Madison Hemings - Descendants

Descendants

The Hemingses' daughter Ellen Wayles Hemings married Andrew Jackson Roberts, a graduate of Oberlin College. They moved from Ohio to Los Angeles, California in the late 19th century with their first son Frederick, age six. Roberts founded the first black-owned mortuary there and became a civic leader in the community. Their son, Frederick Madison Roberts, named for his maternal grandfather, was first elected to the California legislature in 1918. He was re-elected and served for 16 years, becoming known as "dean of the assembly". He is believed to have been the first person of African-American ancestry elected to office west of the Mississippi River. Both he and his brother William Giles Roberts graduated from college. The Roberts descendants for generations have had a strong tradition of college education and public service.

"The experiences of descendants of both Madison and Eston Hemings illustrate the benefits and costs of passing for white. None of Madison Hemings's sons married. William Beverly Hemings served in a white regiment--the 73rd Ohio--in the Civil War and died alone in a Kansas veterans hospital in 1910. His brother James Madison Hemings seems to have slipped back and forth across the color line, and may be the source of stories among his sisters' descendants of a mysterious and silent visitor who looked like a white man, with white beard and blue eyes. Several of Madison Hemings's grandsons also passed for white, divorcing themselves from their sisters who stayed on the other side of the line.

Passing was not always permanent. Intermittent passing became a strategy for securing anything from a job to a haircut. Their racial identities calibrated by the day or hour, light-skinned members of the Hemings family were white in the workplace and black at home, or they borrowed a white surname to make a hairdressing appointment in a neighboring town."

Many of the Hemings' descendants who remained in Ohio were interviewed in the late twentieth century by two Monticello researchers as part of the Thomas Jefferson Foundation's "Getting Word" project. It was to collect oral histories from among the descendants of slave families at Monticello; material has been added to the Monticello website. The researchers found that Hemings' descendants had married within the mixed-race community for generations, choosing light-skinned spouses of an educated class and identifying as people of color within the black community.

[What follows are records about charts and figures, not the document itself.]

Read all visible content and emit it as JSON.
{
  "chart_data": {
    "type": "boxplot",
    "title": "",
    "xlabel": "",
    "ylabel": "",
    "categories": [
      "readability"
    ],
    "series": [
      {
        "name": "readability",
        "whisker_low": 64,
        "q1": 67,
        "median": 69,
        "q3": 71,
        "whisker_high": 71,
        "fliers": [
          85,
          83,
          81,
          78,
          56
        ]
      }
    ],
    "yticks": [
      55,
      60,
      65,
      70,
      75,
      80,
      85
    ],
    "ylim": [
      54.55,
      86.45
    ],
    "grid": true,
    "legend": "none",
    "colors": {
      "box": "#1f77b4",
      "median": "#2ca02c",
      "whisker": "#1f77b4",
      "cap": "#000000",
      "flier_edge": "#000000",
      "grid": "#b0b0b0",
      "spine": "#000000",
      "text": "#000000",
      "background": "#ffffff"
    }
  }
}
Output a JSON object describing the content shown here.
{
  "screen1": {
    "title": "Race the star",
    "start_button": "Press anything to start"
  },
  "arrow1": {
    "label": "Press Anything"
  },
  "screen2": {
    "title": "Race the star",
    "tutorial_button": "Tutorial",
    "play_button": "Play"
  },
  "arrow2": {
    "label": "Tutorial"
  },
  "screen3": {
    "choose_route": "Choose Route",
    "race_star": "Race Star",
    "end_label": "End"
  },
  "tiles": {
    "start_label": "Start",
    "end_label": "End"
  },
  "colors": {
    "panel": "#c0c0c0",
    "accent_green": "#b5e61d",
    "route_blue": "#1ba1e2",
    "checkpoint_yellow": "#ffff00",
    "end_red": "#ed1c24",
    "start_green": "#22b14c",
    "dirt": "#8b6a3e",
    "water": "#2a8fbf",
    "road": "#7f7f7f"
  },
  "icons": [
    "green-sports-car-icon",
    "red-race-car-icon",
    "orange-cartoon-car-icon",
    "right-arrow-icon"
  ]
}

In 2010 Shay Banks-Young and Julie Jefferson Westerinen, descendants of Sally Hemings who identify as black and white, respectively, were honored together with David Works, a descendant of Martha Wayles Skelton Jefferson, with the Search for Common Ground award for "their work to bridge the divide within their family and heal the legacy of slavery." They have been featured on NPR and in other interviews across the country.